Man naturally wants to succeed. When his actions work against that goal, there are serious problems. Are there other patterns of behavior that are associated with this chronic procrastination?

Many procrastinators need outside help, advice and direction in resolving their issues. Just as teachers show students how to learn, teachers must show procrastinators how to develop good habits for succeeding. Somehow, teachers must help procrastinators see their behavior for what it is.

Teachers must help procrastinators know that they are not alone. They should empathize and sympathize, but not enable the destructive behavior to continue. Some procrastinators respond to guilt trips, reinforcement, and social pressure.

Eventually, self-analysis on the part of the procrastinator must be accomplished. They must be honest with themselves and others. They must realize that chronic procrastination has serious problems in the end. Teachers must provide solutions on how to complete tasks more easily.

Good habits for coping with procrastination include the following:

  • Break big problems into smaller, more manageable parts
  • Get supplies together ahead-of-time
  • Write down your schedule hour-by-hour to see “how busy” you truly are.

People need to identify their goals. “Making lists” helps people prioritize their time and reduce stress.
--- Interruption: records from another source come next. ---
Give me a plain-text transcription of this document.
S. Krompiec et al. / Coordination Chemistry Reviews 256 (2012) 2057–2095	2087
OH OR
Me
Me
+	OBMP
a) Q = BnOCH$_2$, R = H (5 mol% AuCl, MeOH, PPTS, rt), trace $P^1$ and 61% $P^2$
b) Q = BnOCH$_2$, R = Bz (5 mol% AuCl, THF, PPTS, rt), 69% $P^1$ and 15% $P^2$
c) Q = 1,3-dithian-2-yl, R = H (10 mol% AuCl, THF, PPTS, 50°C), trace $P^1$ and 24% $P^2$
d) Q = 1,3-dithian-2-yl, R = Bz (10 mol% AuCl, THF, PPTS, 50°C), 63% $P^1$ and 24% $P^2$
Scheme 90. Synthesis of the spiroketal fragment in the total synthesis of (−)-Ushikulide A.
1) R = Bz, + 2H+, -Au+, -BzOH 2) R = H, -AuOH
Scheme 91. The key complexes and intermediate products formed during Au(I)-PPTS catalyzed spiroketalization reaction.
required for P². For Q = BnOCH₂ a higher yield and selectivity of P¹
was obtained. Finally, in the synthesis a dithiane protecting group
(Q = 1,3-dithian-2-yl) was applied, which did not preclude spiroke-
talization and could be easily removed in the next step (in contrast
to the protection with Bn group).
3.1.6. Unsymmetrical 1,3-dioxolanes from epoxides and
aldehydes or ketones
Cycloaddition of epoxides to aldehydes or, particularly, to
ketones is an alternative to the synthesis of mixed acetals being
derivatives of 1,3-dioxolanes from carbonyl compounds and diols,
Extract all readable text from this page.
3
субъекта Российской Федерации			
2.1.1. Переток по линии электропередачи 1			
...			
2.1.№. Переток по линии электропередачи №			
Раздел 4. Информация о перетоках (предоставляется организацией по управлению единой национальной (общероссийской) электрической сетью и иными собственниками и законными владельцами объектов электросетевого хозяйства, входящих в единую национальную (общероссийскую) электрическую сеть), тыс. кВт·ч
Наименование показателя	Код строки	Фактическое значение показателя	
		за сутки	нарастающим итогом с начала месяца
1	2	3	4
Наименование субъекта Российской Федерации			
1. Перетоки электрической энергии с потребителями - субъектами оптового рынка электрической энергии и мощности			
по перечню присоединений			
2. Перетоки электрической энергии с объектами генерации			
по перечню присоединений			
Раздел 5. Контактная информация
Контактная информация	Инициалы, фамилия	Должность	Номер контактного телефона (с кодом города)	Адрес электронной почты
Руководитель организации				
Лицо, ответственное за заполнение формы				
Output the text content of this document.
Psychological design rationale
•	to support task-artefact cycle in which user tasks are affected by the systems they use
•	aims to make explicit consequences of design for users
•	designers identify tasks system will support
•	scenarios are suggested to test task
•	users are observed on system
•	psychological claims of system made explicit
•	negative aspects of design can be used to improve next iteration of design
It improves time management. “Mixing elements with various levels of difficulty” provides a good balance. Creating separate short-term and long-term lists can help people concentrate more effectively on the tasks at hand.

People who get tired easily can plan on a periodic rest and work schedule: Rest on Day One, Work on Day Two. People can set a time limit so they don’t become too bogged down in work. People can work on a task seriously for a short amount of time, then switch to something else to relax their mind.

“The early bird gets the worm.”

Somehow, the fear of failure can drive procrastinators to negative behaviors. While everyone engages in minor procrastination, those who make procrastination a “way of life” are destined to fail. Real and imaginary obstacles must be removed, along with pointless excuses.

Improper time management habits must be replaced with good, solid patterns of behavior. Lack of confidence is a major source of procrastination; thus, people must have their knowledge and skills increased so they are better enabled to succeed. Problems are unlikely to disappear by themselves.

We must succeed today to achieve our life goals. Procrastination is natural. Tomorrow never arrives, so planning on completing our task tomorrow only delays the inevitable. Today is our only reality if we want to succeed.